Democritus's atomic theory and Aristarchus's heliocentric model of the universe are not subjects that can often be said to delight audiences at the Cannes film festival.
But Alejandro Amenabar's Agora did just that in its premiere today, with Rachel Weisz starring as the 4th-century mathematician and astronomer Hypatia, who was killed by an angry Christian mob in Romano-Egyptian Alexandria.
The film, part of the festival's official selection but not competing for the Palme d'Or, received cheers. According to Edward Gibbon, in his History of the Decline and Fall of the Roman Empire, Hypatia's "flesh was scraped from her bones with sharp oyster-shells". Amenabar spares his heroine quite such a grim end – but he does portray her as an areligious, Enlightenment heroine destroyed by brutal fanatics.

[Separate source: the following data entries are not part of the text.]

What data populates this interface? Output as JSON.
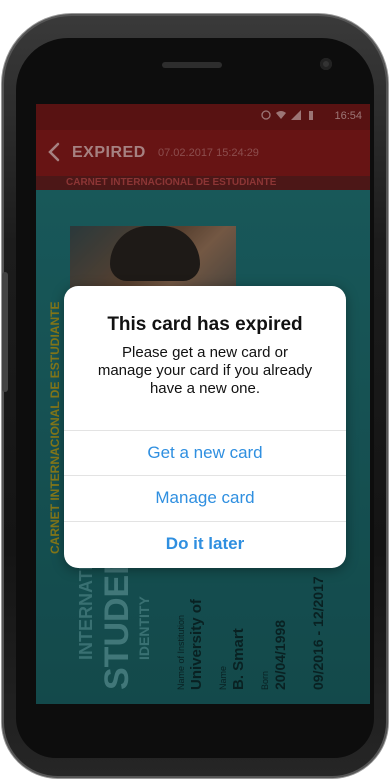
{
  "status_bar": {
    "time": "16:54"
  },
  "app_bar": {
    "title": "EXPIRED",
    "date": "07.02.2017  15:24:29"
  },
  "card": {
    "banner": "CARNET INTERNACIONAL DE ESTUDIANTE",
    "side_text": "CARNET INTERNACIONAL DE ESTUDIANTE",
    "big_line1": "INTERNATIONAL",
    "big_line2": "STUDENT",
    "big_line3": "IDENTITY",
    "info": {
      "institution_label": "Name of Institution",
      "institution": "University of",
      "name_label": "Name",
      "name": "B. Smart",
      "born_label": "Born",
      "born": "20/04/1998",
      "validity": "09/2016 - 12/2017"
    }
  },
  "dialog": {
    "title": "This card has expired",
    "message": "Please get a new card or manage your card if you already have a new one.",
    "buttons": {
      "get_new": "Get a new card",
      "manage": "Manage card",
      "later": "Do it later"
    }
  },
  "colors": {
    "link_blue": "#2f8fe0",
    "appbar_red": "#8f1d1d",
    "card_teal": "#227a7c"
  }
}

"Once we started researching the film we recognised a lot of echoes with contemporary times and realised we could make a film about the present," he said. Some viewers have even likened the depiction of the members of the parabolani, an early-Christian brotherhood, to the modern Taliban. "It's true the parabolani
resemble a little bit the Taliban," said Amenabar. But it is not deliberate. Agora, which co-stars Max Minghella as Hypatia's slave Davus, gives all religions a hard time: Jews, Christians and pagans are all depicted as, at times, vengeful and violent, with Hypatia and her pupils representing the forces of reason.